İspanya'nın vermiş olduğu tepki böyle bir durumda gayet doğal bir tepkidir. Bence durum bunun ilerisine gitmez. Kriz yaratmak, ne Fas'ın ne de İspanya'nın yapmak isteyeceği bir şey. İspanya zaten iç siyasetiyle meşgul. Ayrıca Madrid, krizin tırmanması durumda, Avrupa Birliği'nin kendisine tam destek vereceği konusunda şüphe taşıyordur.
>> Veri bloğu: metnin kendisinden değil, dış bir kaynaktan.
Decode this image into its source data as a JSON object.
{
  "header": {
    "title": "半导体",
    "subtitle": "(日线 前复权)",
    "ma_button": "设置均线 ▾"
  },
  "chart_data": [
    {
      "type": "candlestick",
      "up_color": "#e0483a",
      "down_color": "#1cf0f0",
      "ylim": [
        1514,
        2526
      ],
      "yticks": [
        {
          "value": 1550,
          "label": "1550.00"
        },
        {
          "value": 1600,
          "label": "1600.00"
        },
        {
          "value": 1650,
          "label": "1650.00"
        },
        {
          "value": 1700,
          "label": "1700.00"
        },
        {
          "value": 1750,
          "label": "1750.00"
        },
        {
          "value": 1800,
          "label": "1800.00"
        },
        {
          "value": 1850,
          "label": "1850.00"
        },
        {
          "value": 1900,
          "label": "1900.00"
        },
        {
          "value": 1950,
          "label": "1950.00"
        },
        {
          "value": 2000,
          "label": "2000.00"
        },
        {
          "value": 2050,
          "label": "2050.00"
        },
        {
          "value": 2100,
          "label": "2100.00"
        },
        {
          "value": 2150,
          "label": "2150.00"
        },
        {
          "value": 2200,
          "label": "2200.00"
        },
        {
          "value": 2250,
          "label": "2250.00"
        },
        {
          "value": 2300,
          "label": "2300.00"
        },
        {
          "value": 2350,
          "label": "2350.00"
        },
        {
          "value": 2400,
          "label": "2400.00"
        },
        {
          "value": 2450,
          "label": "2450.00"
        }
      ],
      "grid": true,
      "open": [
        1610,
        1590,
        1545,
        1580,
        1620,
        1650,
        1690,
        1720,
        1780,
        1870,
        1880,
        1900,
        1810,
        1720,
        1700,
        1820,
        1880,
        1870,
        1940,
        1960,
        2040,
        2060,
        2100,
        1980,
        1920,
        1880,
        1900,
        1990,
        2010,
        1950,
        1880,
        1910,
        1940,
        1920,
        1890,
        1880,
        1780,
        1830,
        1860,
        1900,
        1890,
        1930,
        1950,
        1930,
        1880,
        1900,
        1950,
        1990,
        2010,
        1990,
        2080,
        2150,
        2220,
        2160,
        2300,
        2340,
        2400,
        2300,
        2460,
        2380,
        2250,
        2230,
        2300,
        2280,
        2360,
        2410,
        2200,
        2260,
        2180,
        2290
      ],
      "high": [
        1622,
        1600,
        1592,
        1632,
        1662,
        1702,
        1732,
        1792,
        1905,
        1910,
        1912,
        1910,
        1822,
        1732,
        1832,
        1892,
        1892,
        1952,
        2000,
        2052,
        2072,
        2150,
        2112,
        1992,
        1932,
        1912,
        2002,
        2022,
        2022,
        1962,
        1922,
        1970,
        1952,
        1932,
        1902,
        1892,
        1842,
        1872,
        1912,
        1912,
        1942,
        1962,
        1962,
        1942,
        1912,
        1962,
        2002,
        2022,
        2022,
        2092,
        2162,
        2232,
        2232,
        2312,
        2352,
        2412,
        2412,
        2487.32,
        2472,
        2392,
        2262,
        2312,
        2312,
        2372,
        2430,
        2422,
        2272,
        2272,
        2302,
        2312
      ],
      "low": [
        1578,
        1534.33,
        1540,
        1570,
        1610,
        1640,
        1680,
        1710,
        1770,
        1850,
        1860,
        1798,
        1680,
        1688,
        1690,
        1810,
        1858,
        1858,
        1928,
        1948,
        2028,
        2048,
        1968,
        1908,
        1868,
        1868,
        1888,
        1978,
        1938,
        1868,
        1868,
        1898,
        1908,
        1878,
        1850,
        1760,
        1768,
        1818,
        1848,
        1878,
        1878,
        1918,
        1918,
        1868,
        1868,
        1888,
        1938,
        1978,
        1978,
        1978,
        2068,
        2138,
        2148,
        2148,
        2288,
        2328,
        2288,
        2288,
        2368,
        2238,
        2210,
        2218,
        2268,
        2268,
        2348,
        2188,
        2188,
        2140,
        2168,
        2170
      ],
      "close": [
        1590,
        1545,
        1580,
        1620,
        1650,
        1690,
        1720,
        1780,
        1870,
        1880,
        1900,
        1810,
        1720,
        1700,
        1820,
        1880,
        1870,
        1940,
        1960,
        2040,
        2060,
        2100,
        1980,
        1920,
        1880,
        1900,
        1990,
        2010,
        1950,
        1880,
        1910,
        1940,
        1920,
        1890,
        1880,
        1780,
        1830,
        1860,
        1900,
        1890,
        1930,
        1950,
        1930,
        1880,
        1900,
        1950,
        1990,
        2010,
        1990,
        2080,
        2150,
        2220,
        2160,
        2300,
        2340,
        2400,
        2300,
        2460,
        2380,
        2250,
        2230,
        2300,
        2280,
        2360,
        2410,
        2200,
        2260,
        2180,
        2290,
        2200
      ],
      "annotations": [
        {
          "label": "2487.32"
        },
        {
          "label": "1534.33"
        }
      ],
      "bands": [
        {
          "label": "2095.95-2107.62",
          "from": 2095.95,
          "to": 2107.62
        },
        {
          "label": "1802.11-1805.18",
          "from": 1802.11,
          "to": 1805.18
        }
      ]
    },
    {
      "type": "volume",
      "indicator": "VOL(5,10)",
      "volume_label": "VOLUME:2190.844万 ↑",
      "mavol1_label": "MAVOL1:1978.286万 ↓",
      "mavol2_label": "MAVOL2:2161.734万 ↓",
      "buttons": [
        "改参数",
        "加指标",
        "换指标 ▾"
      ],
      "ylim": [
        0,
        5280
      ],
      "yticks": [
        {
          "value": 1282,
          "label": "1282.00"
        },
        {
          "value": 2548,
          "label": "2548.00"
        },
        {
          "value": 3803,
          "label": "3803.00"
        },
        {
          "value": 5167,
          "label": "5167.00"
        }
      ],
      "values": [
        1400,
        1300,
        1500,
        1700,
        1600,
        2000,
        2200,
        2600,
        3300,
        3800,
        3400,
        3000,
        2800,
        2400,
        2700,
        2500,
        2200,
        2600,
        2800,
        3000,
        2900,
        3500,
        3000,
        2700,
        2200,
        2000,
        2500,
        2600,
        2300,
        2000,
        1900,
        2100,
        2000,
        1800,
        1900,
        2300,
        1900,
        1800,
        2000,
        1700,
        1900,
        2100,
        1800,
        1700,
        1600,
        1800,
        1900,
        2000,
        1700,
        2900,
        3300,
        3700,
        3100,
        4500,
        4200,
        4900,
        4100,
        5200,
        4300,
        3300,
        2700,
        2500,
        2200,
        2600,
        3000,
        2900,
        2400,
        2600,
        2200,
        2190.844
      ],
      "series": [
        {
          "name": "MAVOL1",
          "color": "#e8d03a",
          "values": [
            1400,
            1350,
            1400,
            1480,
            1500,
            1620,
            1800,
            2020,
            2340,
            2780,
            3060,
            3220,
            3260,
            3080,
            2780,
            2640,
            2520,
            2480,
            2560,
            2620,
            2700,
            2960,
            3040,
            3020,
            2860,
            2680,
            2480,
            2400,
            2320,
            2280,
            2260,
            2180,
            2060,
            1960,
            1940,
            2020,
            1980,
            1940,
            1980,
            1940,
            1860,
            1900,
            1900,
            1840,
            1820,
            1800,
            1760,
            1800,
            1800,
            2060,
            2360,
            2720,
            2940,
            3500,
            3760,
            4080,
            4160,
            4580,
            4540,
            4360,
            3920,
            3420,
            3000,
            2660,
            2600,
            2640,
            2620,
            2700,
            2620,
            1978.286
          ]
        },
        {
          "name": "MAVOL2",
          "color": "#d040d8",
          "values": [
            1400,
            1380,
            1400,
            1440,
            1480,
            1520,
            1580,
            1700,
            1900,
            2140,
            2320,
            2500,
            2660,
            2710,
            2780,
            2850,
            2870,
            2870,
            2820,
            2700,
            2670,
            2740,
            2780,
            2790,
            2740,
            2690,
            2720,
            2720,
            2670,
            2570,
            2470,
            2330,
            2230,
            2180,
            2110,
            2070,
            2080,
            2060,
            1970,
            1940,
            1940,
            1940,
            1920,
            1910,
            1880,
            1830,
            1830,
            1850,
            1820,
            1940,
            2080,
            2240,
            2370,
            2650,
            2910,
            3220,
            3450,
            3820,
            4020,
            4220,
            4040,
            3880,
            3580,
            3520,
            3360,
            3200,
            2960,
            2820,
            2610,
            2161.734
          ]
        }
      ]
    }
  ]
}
Fas da aynı şekilde en önemli ticaret ortaklarından biri olan İspanya ile ilişkilerinde tansiyonu yükseltmek istemez. Onun amacı, Madrid'in Polisario Cephesi'ne desteğini kesmesi için baskıyı artırmak.
Madrid'in Rabat'ın büyükelçisine nota vermesi ise içeriden gelen baskıya yönelik bir adımdır. Zira, Osmani'nin açıklamaları İspanya'nın içinde büyük öfke yarattı. Özellikle İspanya'daki muhalefet, bu açıklamaları istismar ederek hükümete yönelik eleştirilerini yoğunlaştırdı. Hükümet Fas büyükelçisini çağırarak tepkisini ortaya koymuş oldu.
Batı Sahra sorunu
Fas'ın 1975'te eski İspanyol sömürgesi Batı Sahra'yı topraklarına katmasının ardından Cezayir'in destek verdiği bağımsızlık yanlısı Polisario Cephesi ile Fas yönetimi arasında başlayan gerginlik devam ediyor.
Fas, bölgenin kendi egemenliğinde kalması gerektiğini savunurken Polisario Cephesi, Batı Sahra'nın bağımsız devlet olduğunu ileri sürüyor.
Polisario Cephesi, 1991'de BM'nin ara buluculuğunda varılan ateşkes anlaşmasına kadar Fas güvenlik güçlerine karşı silahlı mücadele yürütüyordu. Ateşkes anlaşmasından bu yana Batı Sahra'nın statüsüyle ilgili görüşmeler başarıya ulaşamadı.